A hunter could keep his family safe, protect Sammy, and that was all that really mattered.

It was never easy, but it did become easier. John always talked to his sons about facing their fears, and Dean was nothing if not obedient to John's every word. Dean made himself look those frozen faces in the eyes, whether or not there were still eyes in the sockets to look at, and he made himself watch them burn. He felt like he owed them that much honor, for whatever it was worth. Even if they weren't someone's mother, they'd been a father, a son, a daughter, a brother… they had been someone's everything. Someone's Sammy.

He felt older with every burning. By the time he was fifteen, his soul had to be about eighty.


The first time Dean relished setting a body on fire was the first time a ghost hurt Sam. It tossed the youngest Winchester into a headstone. It did nothing more than that – Dean and John were the threats and twelve-year-old Sam just got in the way – but that didn't lessen the rage awoken in Dean.

Sammy was bleeding, and for that the spirit would burn in hell.

He didn't even remember if it was man or woman… nor did he care. Dean stood over the body, lit the matches, and dropped the spark to light the fire. The shriveled corpse went up in a pyre of Winchester wrath.

John was checking on Sam – usually Dean's job, but Dean couldn't pull himself away from the body just yet.

When the body went up in flames, there was no twist of guilt, no clench of fear, no twinge of remorse. Instead there was another fire building and growing… a fire inside Dean. In his heart, in his eyes, in his chest. It burned hot and dangerously bright. It danced with that sweet elixir of vengeance.

In that moment, he got it.

He had always known his father wanted to find the thing that killed Mom and make it pay. He took up John's cause because Mom shouldn't have died, and being a good hunter made his father so proud of his oldest son. Avenging Mary Winchester's death was the Winchester Mission. But Dean had been four when she died, and the memory of that night made him sad more than it made him angry. A little boy lost his mother, and the grief and loneliness (even with his dad and brother there), was all that night could hold for Dean. He hated the thing that killed Mom, he helped Dad hunt, but the two had never really connected before for Dean.

As he stood over the body whose disembodied spirit had hurt his baby brother, he understood.

From that day onward, Dean threw himself into the hunts with gusto. Before it had been their way of life, and one that Dean had grown very good at, but now it was a calling of a sort. His father's pride in him, for the first time, became secondary to Dean's genuine thirst for the hunt.
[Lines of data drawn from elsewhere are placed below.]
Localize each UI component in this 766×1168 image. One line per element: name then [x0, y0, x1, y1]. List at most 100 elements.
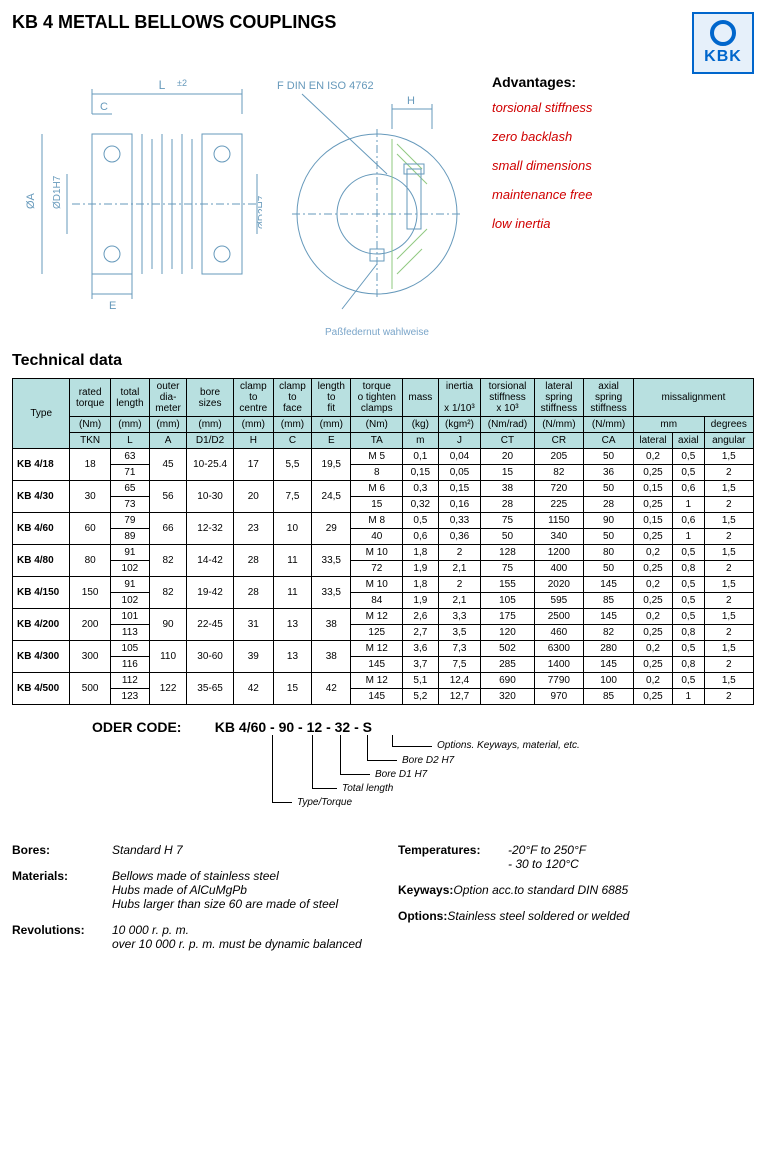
spec-label: Bores: — [12, 843, 112, 857]
col-h: clamptocentre — [233, 379, 273, 417]
unit: (kgm²) — [438, 417, 481, 433]
col-misal: missalignment — [633, 379, 753, 417]
order-code-section: ODER CODE: KB 4/60 - 90 - 12 - 32 - S Op… — [12, 719, 754, 825]
table-row: 73 150,320,1628225280,2512 — [13, 497, 754, 513]
order-code-label: ODER CODE: — [92, 719, 181, 735]
advantage-item: maintenance free — [492, 187, 754, 202]
spec-val: -20°F to 250°F- 30 to 120°C — [508, 843, 586, 871]
sym: A — [149, 433, 186, 449]
unit: (mm) — [273, 417, 312, 433]
order-len: Total length — [342, 783, 393, 794]
unit: (mm) — [149, 417, 186, 433]
order-d1: Bore D1 H7 — [375, 769, 427, 780]
table-row: 102 721,92,175400500,250,82 — [13, 561, 754, 577]
col-mass: mass — [403, 379, 438, 417]
table-row: KB 4/150 150 91 82 19-42 28 11 33,5 M 10… — [13, 577, 754, 593]
spec-label: Options: — [398, 909, 447, 923]
unit: (mm) — [312, 417, 351, 433]
unit: (kg) — [403, 417, 438, 433]
unit: (N/mm) — [584, 417, 634, 433]
spec-materials: Materials: Bellows made of stainless ste… — [12, 869, 368, 911]
svg-text:ØD2H7: ØD2H7 — [257, 195, 262, 229]
sym: L — [110, 433, 149, 449]
svg-text:±2: ±2 — [177, 78, 187, 88]
unit: (mm) — [187, 417, 234, 433]
spec-bores: Bores: Standard H 7 — [12, 843, 368, 857]
col-e: lengthtofit — [312, 379, 351, 417]
col-ct: torsionalstiffnessx 10³ — [481, 379, 534, 417]
table-row: 71 80,150,051582360,250,52 — [13, 465, 754, 481]
spec-val: 10 000 r. p. m.over 10 000 r. p. m. must… — [112, 923, 362, 951]
unit: (Nm/rad) — [481, 417, 534, 433]
spec-val: Stainless steel soldered or welded — [447, 909, 629, 923]
table-row: KB 4/300 300 105 110 30-60 39 13 38 M 12… — [13, 641, 754, 657]
table-row: 113 1252,73,5120460820,250,82 — [13, 625, 754, 641]
table-body: KB 4/18 18 63 45 10-25.4 17 5,5 19,5 M 5… — [13, 449, 754, 705]
sym: CR — [534, 433, 584, 449]
unit: (mm) — [233, 417, 273, 433]
sym: C — [273, 433, 312, 449]
spec-val: Standard H 7 — [112, 843, 183, 857]
sym: m — [403, 433, 438, 449]
spec-val: Bellows made of stainless steelHubs made… — [112, 869, 338, 911]
table-row: KB 4/80 80 91 82 14-42 28 11 33,5 M 101,… — [13, 545, 754, 561]
col-length: totallength — [110, 379, 149, 417]
order-opt: Options. Keyways, material, etc. — [437, 740, 580, 751]
order-type: Type/Torque — [297, 797, 352, 808]
svg-text:E: E — [109, 300, 116, 312]
spec-right-column: Temperatures: -20°F to 250°F- 30 to 120°… — [398, 843, 754, 963]
advantage-item: small dimensions — [492, 158, 754, 173]
spec-val: Option acc.to standard DIN 6885 — [453, 883, 628, 897]
technical-data-heading: Technical data — [12, 352, 754, 370]
sym: H — [233, 433, 273, 449]
sym: J — [438, 433, 481, 449]
sym: TA — [351, 433, 403, 449]
advantage-item: torsional stiffness — [492, 100, 754, 115]
kbk-logo: KBK — [692, 12, 754, 74]
unit: mm — [633, 417, 704, 433]
svg-text:ØD1H7: ØD1H7 — [52, 175, 63, 209]
table-row: KB 4/60 60 79 66 12-32 23 10 29 M 80,50,… — [13, 513, 754, 529]
spec-left-column: Bores: Standard H 7 Materials: Bellows m… — [12, 843, 368, 963]
sym: D1/D2 — [187, 433, 234, 449]
svg-text:F DIN EN ISO 4762: F DIN EN ISO 4762 — [277, 80, 374, 92]
spec-label: Materials: — [12, 869, 112, 911]
table-row: 116 1453,77,528514001450,250,82 — [13, 657, 754, 673]
table-row: KB 4/500 500 112 122 35-65 42 15 42 M 12… — [13, 673, 754, 689]
header: KB 4 METALL BELLOWS COUPLINGS KBK — [12, 12, 754, 74]
table-row: 123 1455,212,7320970850,2512 — [13, 689, 754, 705]
table-row: 89 400,60,3650340500,2512 — [13, 529, 754, 545]
sym: CT — [481, 433, 534, 449]
svg-text:H: H — [407, 95, 415, 107]
spec-options: Options: Stainless steel soldered or wel… — [398, 909, 754, 923]
table-row: KB 4/18 18 63 45 10-25.4 17 5,5 19,5 M 5… — [13, 449, 754, 465]
sym: axial — [673, 433, 705, 449]
diagram-caption: Paßfedernut wahlweise — [272, 327, 482, 338]
logo-circle-icon — [710, 20, 736, 46]
col-ca: axialspringstiffness — [584, 379, 634, 417]
table-row: KB 4/200 200 101 90 22-45 31 13 38 M 122… — [13, 609, 754, 625]
col-ta: torqueo tightenclamps — [351, 379, 403, 417]
unit: (N/mm) — [534, 417, 584, 433]
sym: lateral — [633, 433, 672, 449]
unit: degrees — [704, 417, 753, 433]
sym: TKN — [70, 433, 110, 449]
col-inertia: inertiax 1/10³ — [438, 379, 481, 417]
spec-temperatures: Temperatures: -20°F to 250°F- 30 to 120°… — [398, 843, 754, 871]
advantage-item: low inertia — [492, 216, 754, 231]
advantages-block: Advantages: torsional stiffness zero bac… — [492, 74, 754, 245]
col-torque: ratedtorque — [70, 379, 110, 417]
logo-text: KBK — [704, 48, 742, 66]
spec-keyways: Keyways: Option acc.to standard DIN 6885 — [398, 883, 754, 897]
coupling-front-svg: F DIN EN ISO 4762 H — [272, 74, 482, 324]
spec-label: Revolutions: — [12, 923, 112, 951]
page-title: KB 4 METALL BELLOWS COUPLINGS — [12, 12, 336, 33]
col-dia: outerdia-meter — [149, 379, 186, 417]
col-type: Type — [13, 379, 70, 449]
front-view-diagram: F DIN EN ISO 4762 H — [272, 74, 482, 338]
table-row: KB 4/30 30 65 56 10-30 20 7,5 24,5 M 60,… — [13, 481, 754, 497]
unit: (mm) — [110, 417, 149, 433]
svg-text:C: C — [100, 101, 108, 113]
sym: E — [312, 433, 351, 449]
svg-text:L: L — [159, 78, 166, 92]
He looked forward to the burning bodies. Every one fed a hunger in Dean, one that could never be sated but the feeding was intoxicating and drove Dean to continue hunting. In fact, it got to where John had to curb Dean's eagerness to hunt.

Because he wasn't torching mothers or fathers or brothers or Sammys anymore. He was eliminating one more nasty, fugly monster that would hurt Sammy if it had half the chance. Every burning body was another ghost that couldn't touch Sam.

Dean would set the world on fire, one body at a time, to keep Sam safe.